Gectiğimiz gün Rojava’da bir yasal düzenleme ile ilgili güzel bir haber düştü sosyal medyaya. Okuduk, heyecanlandık. Ah be! Bizim buralarda da elbet göreceğiz dedik.,
Diyordu ki; hayvanlara zulmeden bir kişi 8 yıldan 30 yıla kadar hapis cezasına çarptırılır. Yani neymiş efendim, sen zulmünü yapacaksın, bir kaç asgari ücret tutarında cezayı ödeyeceksin ve ettiğin zulüm yanına kalacakmış…
Yok öyle yağma devrimci bir perspektif geliştirmeye çalışan coğrafyalarda.
Nerede diye sorsanıza, hayvanlara yönelik zulme karşılık verilen bu saçma para cezası. Hadi sorun çekinmeyin.
“Sormaya ne hacet? Tabi ki kktc’de.” dediğinizi duyar gibiyim.
Lafı fazlaca uzatmaya gerek de yok. Öyle dümdük! Bir çoklarının söylemek istediğini; bu satırlar aracılığıyla, bu büyük yığın adına söylemeyi görev bilirim.

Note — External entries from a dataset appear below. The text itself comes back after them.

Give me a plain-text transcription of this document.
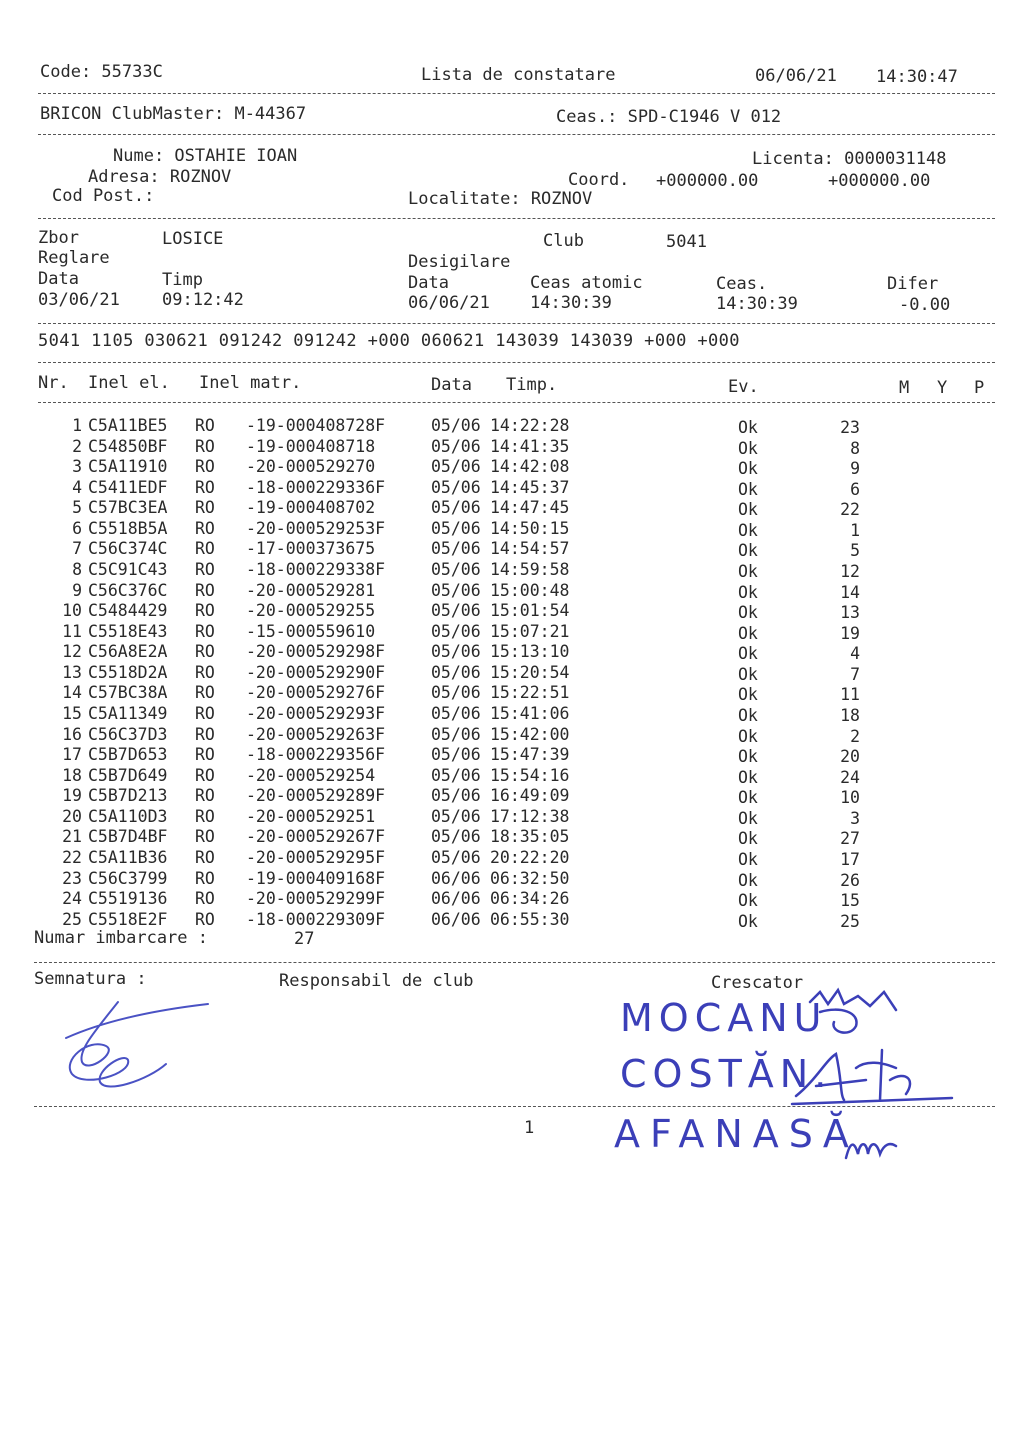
Code: 55733C	Lista de constatare	06/06/21 14:30:47
BRICON ClubMaster: M-44367	Ceas.: SPD-C1946 V 012
Nume: OSTAHIE IOAN	Licenta: 0000031148
Adresa: ROZNOV	Coord. +000000.00	+000000.00
Cod Post.:	Localitate: ROZNOV
Zbor	LOSICE	Club	5041
Reglare	Desigilare
Data	Timp	Data	Ceas atomic	Ceas.	Difer
03/06/21 09:12:42	06/06/21 14:30:39	14:30:39	-0.00
5041 1105 030621 091242 091242 +000 060621 143039 143039 +000 +000
Nr. Inel el. Inel matr.	Data Timp.	Ev.	M Y P
1 C5A11BE5 RO -19-000408728F	05/06 14:22:28	Ok	23
2 C54850BF RO -19-000408718	05/06 14:41:35	Ok	8
3 C5A11910 RO -20-000529270	05/06 14:42:08	Ok	9
4 C5411EDF RO -18-000229336F	05/06 14:45:37	Ok	6
5 C57BC3EA RO -19-000408702	05/06 14:47:45	Ok	22
6 C5518B5A RO -20-000529253F	05/06 14:50:15	Ok	1
7 C56C374C RO -17-000373675	05/06 14:54:57	Ok	5
8 C5C91C43 RO -18-000229338F	05/06 14:59:58	Ok	12
9 C56C376C RO -20-000529281	05/06 15:00:48	Ok	14
10 C5484429 RO -20-000529255	05/06 15:01:54	Ok	13
11 C5518E43 RO -15-000559610	05/06 15:07:21	Ok	19
12 C56A8E2A RO -20-000529298F	05/06 15:13:10	Ok	4
13 C5518D2A RO -20-000529290F	05/06 15:20:54	Ok	7
14 C57BC38A RO -20-000529276F	05/06 15:22:51	Ok	11
15 C5A11349 RO -20-000529293F	05/06 15:41:06	Ok	18
16 C56C37D3 RO -20-000529263F	05/06 15:42:00	Ok	2
17 C5B7D653 RO -18-000229356F	05/06 15:47:39	Ok	20
18 C5B7D649 RO -20-000529254	05/06 15:54:16	Ok	24
19 C5B7D213 RO -20-000529289F	05/06 16:49:09	Ok	10
20 C5A110D3 RO -20-000529251	05/06 17:12:38	Ok	3
21 C5B7D4BF RO -20-000529267F	05/06 18:35:05	Ok	27
22 C5A11B36 RO -20-000529295F	05/06 20:22:20	Ok	17
23 C56C3799 RO -19-000409168F	06/06 06:32:50	Ok	26
24 C5519136 RO -20-000529299F	06/06 06:34:26	Ok	15
25 C5518E2F RO -18-000229309F	06/06 06:55:30	Ok	25
Numar imbarcare :	27
Semnatura :	Responsabil de club	Crescator
MOCANU
COSTĂN.
1 AFANASĂ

Biz kadınlar ve erkekler gibi; sevinç, korku,acı, kaygı vb hisleri olduğunu göz ardı ederek; dolaşma,yaşama,barınma hakkını ve kullanabileceği alanları; sırf düşünebildiğin ve dönüştürmeye kabiliyetli olduğun için gasbedeceksin, bu işgal nedeniyle oluşan kaçınılmaz karşılaşmalar sonucunda da onlara her türlü kötü muamele yapabilme hakkını küstahça kendinde göreceksin.

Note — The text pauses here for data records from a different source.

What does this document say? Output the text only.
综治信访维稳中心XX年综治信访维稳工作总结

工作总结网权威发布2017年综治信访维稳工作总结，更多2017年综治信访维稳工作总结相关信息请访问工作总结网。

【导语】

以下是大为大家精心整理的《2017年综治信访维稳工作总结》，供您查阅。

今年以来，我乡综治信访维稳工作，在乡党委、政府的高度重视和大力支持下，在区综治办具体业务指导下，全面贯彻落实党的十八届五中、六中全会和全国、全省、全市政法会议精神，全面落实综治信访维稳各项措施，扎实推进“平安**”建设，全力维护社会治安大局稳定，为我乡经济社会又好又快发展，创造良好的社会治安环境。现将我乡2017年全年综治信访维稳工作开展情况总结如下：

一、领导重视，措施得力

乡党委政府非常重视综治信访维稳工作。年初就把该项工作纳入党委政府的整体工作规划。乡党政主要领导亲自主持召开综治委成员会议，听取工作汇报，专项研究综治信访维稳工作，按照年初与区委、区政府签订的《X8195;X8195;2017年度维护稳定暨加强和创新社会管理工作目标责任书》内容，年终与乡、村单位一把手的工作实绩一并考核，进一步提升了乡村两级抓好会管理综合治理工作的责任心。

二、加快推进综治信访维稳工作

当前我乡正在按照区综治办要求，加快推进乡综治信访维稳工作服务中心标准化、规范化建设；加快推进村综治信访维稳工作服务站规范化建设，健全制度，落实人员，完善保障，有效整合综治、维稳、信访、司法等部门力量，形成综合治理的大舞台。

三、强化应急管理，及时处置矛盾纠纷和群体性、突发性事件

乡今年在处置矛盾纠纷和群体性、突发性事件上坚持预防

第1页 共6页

Devlet dediğiniz kktc ‘nin yasalarına göre de bu ettiklerinin bedelini banknotlarla ödeyeceksin.
Vicdanların kabul edemeyeceği bu yasalar derhal değişmeli, Rojava örneğindeki gibi, ister hayvan, ister kadın veya erkek; herhangi bir canlıya zulmedenler, insanın hayvanların dolaşma özgürlüğünü kısıtladığı gibi bu haktan mahrum edilmelidirler.
Yani bu suçun bedelini hapis cezası ile ödemelidirler.